Im very close to getting a 5.9 - either the SL or straight 5.9. However my LBS have started talking about the Scott. Any one got any exprience of the Scott & the 5.9? How wdo they compare?


----------



## tonyb99us (Sep 7, 2005)

IMF said:


> Im very close to getting a 5.9 - either the SL or straight 5.9. However my LBS have started talking about the Scott. Any one got any exprience of the Scott & the 5.9? How wdo they compare?



I just bought the straight 5.9 2 months ago and love it. I looked at the Scott which is definitely lighter but I thought the Madone would have better resale in the event I ever want to sell it to upgrade. The Scott had a more upright ride than the Madone.


----------



## IMF (Aug 6, 2005)

I dont think the Scott is much lighter though is it?
Are you pleased with th e5.9? What colours did you go for?

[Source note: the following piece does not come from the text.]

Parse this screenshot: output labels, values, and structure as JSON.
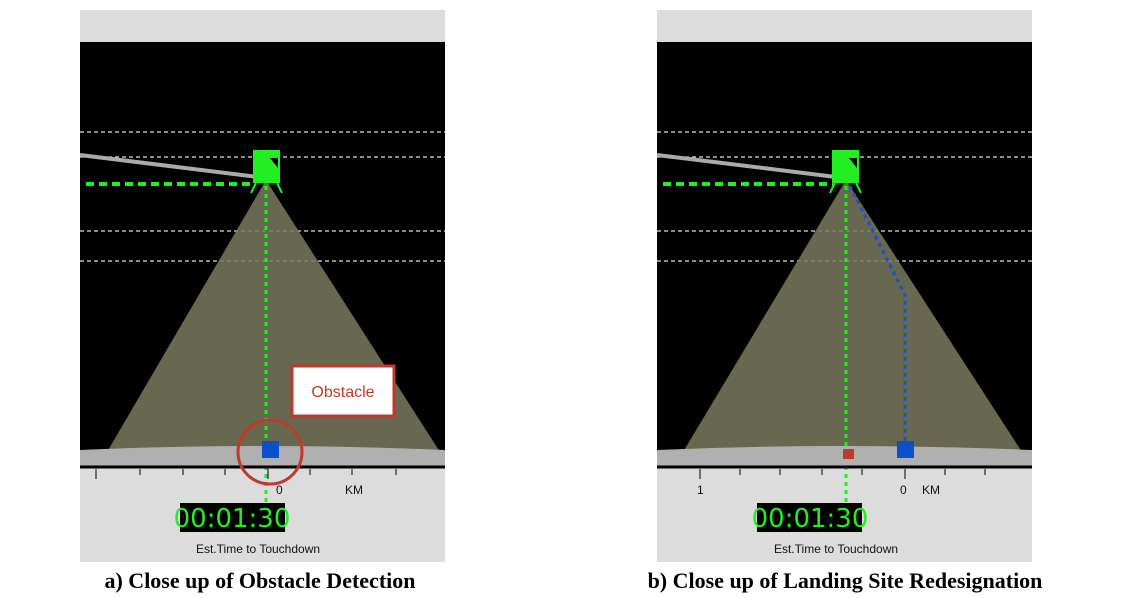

Know what you mean about resale value.


----------



## CARBON110 (Apr 17, 2002)

*well*

The Scott is half a pund lighter, 200 grams THATS ALOT! 

The Madone costs more

THe Scott is somewhat Fragile with rear dear. hic ups with hangers

at this point onloy specualtion on who would be faster with Trek being so far behind in 2005 and Scott selling out completely of CR1s


----------